Муж, когда его толстой скрученной фланелькой вязали, кричал, что он просто окна хотел помыть! В доказательство тыкал ведром и шваброй. И Лизанька рыдала: «Ты папочку в дурку упекла!».
Что ж, не отрицаю. Он у меня считался «тихим». Можно было его держать дома, время от времени амбулаторно вправляя мозги.
Но у меня не только дома порядок, но в голове всё разложено по полочкам. И я как бухгалтер привыкла планировать и просматривать события на десять ходов вперёд. Всё у меня рассчитано, разбито по пунктам.
Во-первых, Лизаньке рано или поздно надо замуж выходить. А нужно ли нам такое сомнительное приданое, как подмоченная репутация, ползущие по городу слухи психбольном отце? Кто за себя дочку шизика возьмёт? Это же по наследству детям может передаться!

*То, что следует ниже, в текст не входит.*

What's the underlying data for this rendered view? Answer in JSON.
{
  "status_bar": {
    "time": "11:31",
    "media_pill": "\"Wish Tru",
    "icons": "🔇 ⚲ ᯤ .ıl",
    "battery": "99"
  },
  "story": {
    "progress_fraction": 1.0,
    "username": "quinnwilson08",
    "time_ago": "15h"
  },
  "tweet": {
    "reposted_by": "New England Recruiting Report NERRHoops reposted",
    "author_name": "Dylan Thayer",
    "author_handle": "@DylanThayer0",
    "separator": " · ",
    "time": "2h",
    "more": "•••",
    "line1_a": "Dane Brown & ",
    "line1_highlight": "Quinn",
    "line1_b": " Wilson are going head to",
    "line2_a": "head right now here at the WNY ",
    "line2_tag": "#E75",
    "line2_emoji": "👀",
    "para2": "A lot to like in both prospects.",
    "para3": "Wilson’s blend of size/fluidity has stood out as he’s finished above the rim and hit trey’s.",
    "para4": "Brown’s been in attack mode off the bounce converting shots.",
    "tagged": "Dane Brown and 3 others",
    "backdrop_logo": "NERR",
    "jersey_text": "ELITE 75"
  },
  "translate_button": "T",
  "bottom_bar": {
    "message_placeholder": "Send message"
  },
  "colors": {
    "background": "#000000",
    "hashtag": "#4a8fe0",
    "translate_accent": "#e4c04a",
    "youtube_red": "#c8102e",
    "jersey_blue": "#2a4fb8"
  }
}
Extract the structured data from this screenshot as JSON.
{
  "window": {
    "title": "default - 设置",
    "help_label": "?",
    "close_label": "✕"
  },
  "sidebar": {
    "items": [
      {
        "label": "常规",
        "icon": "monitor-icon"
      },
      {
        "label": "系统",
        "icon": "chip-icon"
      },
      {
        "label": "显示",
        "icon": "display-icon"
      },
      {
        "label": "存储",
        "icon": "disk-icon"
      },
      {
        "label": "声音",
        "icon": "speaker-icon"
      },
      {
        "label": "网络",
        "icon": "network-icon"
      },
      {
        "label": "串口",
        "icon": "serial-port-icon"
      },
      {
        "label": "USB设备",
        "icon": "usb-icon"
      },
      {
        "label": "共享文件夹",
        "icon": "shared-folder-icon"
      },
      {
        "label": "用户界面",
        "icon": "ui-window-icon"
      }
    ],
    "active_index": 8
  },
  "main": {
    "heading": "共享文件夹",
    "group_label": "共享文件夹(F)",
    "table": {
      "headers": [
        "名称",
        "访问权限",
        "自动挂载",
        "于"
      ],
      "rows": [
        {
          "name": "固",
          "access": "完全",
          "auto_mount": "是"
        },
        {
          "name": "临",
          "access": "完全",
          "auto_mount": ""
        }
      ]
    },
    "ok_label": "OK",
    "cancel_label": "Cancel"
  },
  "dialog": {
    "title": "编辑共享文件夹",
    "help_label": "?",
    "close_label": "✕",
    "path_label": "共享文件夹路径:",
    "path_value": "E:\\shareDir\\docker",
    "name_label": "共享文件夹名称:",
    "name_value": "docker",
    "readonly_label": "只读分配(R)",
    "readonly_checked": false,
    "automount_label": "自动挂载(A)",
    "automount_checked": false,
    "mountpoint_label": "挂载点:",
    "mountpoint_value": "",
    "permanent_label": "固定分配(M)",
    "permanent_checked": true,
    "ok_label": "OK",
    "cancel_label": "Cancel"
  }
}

Во-вторых, мужу по его болезни дали вторую группу — слёзы, а не пенсия. На себе его я тащить не намерена: Боливар двоих не вынесет. Боливар — это моя худенькая зарплата в ЖЭКе.
А в лечебнице для душевнобольных — тут тебе и трёхразовое питание, и бесплатные лекарства, и казённая пижама. Опять же, зимнее не надо покупать — психов на улицу не выпускают.
Ну, и плодотворное общение с себе подобными. Уж они в палате с интересом послушают и про шампуни с микрочипами, и про солнечный удар. Вместе дохлых мух между оконными рамами посчитают…
А в третьих, один к одному. У мужа давно пустовала родительская трёшка квартира в центре. Я, сразу после свадьбы, предложила её сдавать квартирантам.
Но тихий, покладистый муж встал на дыбы. Да в этих стенах он родился, да мама с тётей тут жили, да мама с тётей здесь померли. Не пущу чужих людей!
И что теперь, музей имени мамы и тёти прикажете в трехкомнатных хоромах открывать? Скажите, какие сантименты.
Когда мужа признали недееспособным, я оформила над ним опеку. И теперь с полным правом могла распоряжаться его имуществом. А что ж, Лизаньку нужно растить, учить, одевать.
— Ну, ты стратег! — восхищённо воскликнула подружка-журналист. — Многоходовочник. Полководец. Прямо Юлий Цезарь! Наполеон!! Путин!!!
* * *
Сначала сдавала по комнатам. Потом вижу: прибыли кот наплакал, едва отбиваю коммунальные платежи. Решила устроить хостел. Хочешь — на ночь, хочешь — на час.
Рука у меня лёгкая на гостиничный бизнес оказалась. Постоянные клиенты завелись — я их про себя кроликами называла. Деньги не то чтобы рекой — но стабильным ручейком потекли.
Доработала до Нового года в ЖЭКе и уволилась. Будя, насосались моей кровушки, наигрались на нервах. Надоело от страха трястись, под вечной статьёй ходить. Обнаружь что ревизия — меня первую посадили бы. Ищите другую козу отпущения.
* * *
Когда моя Лизанька махонькая была, до дыр засматривала кассету с «Золотой антилопой». В ней, в сказке этой, всё, к чему бы ни прикоснулся султан, — превращалось в золото. И султан умер от голода. Очень поучительный мультфильм.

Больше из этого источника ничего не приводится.